Do you have a TPR# I can look up? I don’t see any error reports from you in our system nor any mail from you in our trs mail. However, I just may not be looking from the correct keywords and the customer service folks may have archived your mail.

  • Mat

Hi Mat,

I had sent the mail on May 17. I will resend it and reproduce it in this message as well.

Thanks.

Hi,

This is with reference to this thread on the forum.

https://forums.developer.nvidia.com/t/strange-error-message/134925/1

The code is now up at

https://bitbucket.org/vsingh001/deepfry/src/267342403a1b?at=gpu

Please go to the folder

/examples/CNS/shocktube

and do

make COMP=pgi

You will get the error message.

I am using version 15.10 of the compiler

Regards,
Vikram

Hi Vikram,

I was not able to reproduce the error with 15.10. However, I do see an error out of Valgrind which I’ve reported to engineering as TPR#22582. These types of memory errors may “work” on one system but fail on another, and would explain why we haven’t seen it before.
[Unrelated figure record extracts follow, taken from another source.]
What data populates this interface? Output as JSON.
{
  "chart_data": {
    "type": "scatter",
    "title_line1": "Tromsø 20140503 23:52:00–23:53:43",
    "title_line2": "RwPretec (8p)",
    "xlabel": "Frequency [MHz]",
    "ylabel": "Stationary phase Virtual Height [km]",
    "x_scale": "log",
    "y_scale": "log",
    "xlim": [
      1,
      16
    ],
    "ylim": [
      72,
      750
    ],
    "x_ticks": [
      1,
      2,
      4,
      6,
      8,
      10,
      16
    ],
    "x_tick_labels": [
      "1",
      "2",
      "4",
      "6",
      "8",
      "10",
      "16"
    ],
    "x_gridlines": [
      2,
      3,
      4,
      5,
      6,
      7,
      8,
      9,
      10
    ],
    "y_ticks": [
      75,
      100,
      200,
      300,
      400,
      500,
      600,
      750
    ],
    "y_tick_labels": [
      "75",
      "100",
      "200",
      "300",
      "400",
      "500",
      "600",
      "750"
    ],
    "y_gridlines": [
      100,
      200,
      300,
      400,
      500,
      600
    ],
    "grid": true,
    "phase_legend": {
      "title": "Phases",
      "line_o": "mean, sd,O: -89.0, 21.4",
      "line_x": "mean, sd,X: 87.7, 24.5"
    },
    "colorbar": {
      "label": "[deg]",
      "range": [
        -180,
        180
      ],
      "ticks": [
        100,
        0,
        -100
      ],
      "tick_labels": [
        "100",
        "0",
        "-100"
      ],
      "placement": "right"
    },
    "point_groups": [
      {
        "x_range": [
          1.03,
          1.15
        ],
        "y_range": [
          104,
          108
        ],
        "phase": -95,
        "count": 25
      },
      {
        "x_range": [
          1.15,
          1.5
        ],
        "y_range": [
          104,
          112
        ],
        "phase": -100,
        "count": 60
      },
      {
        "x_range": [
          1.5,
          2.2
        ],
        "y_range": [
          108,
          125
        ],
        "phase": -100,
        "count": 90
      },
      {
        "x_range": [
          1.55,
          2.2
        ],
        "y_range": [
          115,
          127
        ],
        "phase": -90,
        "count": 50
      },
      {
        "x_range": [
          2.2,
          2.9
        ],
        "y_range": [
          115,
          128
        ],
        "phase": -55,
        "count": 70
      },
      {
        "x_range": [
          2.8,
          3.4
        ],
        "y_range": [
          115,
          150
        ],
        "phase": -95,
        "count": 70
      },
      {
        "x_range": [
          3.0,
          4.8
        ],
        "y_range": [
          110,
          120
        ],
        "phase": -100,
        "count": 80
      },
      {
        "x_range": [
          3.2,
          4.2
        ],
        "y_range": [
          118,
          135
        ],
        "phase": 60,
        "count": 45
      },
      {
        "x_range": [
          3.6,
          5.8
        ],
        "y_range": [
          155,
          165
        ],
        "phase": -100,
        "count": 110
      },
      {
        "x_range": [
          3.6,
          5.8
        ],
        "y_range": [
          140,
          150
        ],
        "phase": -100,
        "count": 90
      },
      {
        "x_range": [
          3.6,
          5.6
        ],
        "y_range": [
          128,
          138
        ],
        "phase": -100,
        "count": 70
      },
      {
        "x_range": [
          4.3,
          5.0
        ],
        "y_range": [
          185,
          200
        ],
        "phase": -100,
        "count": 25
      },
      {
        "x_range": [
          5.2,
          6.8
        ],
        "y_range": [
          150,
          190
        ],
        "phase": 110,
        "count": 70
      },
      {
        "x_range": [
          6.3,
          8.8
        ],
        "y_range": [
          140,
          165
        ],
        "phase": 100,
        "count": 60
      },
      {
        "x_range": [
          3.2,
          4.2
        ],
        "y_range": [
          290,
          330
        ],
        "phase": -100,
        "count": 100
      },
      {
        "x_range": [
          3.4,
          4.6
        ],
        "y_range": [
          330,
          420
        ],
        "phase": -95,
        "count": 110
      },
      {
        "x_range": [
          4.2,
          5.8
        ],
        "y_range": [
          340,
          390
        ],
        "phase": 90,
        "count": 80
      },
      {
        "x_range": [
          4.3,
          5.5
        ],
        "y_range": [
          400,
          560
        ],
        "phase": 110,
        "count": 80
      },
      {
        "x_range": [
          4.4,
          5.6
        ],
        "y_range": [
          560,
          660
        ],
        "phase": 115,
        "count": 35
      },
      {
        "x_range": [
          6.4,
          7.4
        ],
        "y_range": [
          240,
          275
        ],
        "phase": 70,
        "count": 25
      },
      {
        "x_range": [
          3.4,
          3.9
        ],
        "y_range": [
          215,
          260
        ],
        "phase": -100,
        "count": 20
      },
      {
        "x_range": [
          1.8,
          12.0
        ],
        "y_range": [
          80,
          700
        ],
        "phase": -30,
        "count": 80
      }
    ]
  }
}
Note that I had problems compiling your code with later compilers as well as when compiling with -Mcuda due to interface issues with how you’re calling cublasDGEMM. I did not investigate these and just commented them out for now.

  • Mat

Hi Mat,

Thanks.

Unfortunately valgrind will give an error because the values generated at the end of this subroutine must be updated for subsequent subroutines to work. And they are not updated without the DGEMM calls.

Anyway, I rechecked and it seems when I comment out the cublasDGEMM calls they disappear. Is it related to cublasDGEMM?

Apologies that I wasn’t clear. With 15.10 I was able to compile the file with the calls to cublasDGEMM. In this case the compiler did not crash but I did see Valgrind errors with the compiler (not your program). It’s these Valgrind errors that I reported.

The interface problem occurred when I either added “-Mcuda” to the 15.10 compilation or when moving to PGI 16.1. I have not investigate why the interface issue occurs.

  • Mat

This has been fixed with release 19.7